I needed to talk to Brooke. She couldn’t help me and I couldn’t help her but she was all I had, the only hint of the life I used to know. I stood up as gently as I could, dislodging Boy Dog as gingerly as possible, and fished in my pocket for my phone. I’d turned it off when I’d slipped away from Potash—he was supposed to stay with me like before, my babysitter again now that he’d gotten out of the hospital. But he’d been in a meeting with Ostler so I’d slipped away, with nothing but a text message to let them know I hadn’t been kidnapped. I saw The Hunter’s letters on the ground, trampled in the ash and snow. I picked them up and wadded them into a ball, waiting while the phone booted up. There was no sense leaving any evidence that I was the one who’d been here.

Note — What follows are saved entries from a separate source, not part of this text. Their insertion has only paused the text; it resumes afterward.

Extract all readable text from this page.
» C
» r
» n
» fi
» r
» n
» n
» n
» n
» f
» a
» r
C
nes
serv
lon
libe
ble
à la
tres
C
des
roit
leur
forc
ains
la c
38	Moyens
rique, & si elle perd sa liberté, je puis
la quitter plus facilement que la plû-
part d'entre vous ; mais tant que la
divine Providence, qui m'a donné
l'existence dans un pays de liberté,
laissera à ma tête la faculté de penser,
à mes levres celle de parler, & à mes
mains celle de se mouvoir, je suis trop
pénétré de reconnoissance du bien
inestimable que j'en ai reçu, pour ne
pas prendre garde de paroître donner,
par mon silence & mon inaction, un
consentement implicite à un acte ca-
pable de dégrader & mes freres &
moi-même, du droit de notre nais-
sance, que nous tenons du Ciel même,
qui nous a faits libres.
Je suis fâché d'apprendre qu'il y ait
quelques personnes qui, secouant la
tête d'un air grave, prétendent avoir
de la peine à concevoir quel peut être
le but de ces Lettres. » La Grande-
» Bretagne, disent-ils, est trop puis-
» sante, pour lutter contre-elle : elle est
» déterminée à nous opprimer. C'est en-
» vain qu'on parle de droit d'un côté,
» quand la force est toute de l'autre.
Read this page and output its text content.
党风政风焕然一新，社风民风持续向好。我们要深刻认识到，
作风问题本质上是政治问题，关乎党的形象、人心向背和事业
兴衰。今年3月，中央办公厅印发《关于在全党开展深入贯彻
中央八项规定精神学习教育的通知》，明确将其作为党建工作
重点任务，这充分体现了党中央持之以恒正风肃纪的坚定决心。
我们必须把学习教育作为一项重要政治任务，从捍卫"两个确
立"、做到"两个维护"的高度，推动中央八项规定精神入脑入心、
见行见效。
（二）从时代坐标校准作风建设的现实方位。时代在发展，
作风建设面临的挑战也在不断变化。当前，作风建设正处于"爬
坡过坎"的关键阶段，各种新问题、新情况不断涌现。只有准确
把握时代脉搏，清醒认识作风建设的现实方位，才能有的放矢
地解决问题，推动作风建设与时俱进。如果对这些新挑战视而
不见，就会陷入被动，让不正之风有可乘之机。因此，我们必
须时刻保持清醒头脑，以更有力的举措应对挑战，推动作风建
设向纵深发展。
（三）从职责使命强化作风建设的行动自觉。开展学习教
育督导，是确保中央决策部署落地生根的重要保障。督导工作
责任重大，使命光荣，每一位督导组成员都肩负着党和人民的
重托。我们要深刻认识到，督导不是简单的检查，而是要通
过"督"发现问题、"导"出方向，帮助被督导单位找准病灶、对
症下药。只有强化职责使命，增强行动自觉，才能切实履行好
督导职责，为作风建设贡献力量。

My phone chirped hysterically when it connected to the network, and I glowered at the thought of how many angry messages I was sure to have. I scrolled through the list—thirteen texts and twenty-one calls. They must really be pissed. I started dialing Trujillo’s number, to tell him I was coming in to Whiteflower, when suddenly my phone rang. It was Diana.
“Hello?”
“Dammit, John, where the hell have you been?”
“Secret dance lessons,” I said, “what’s going on?”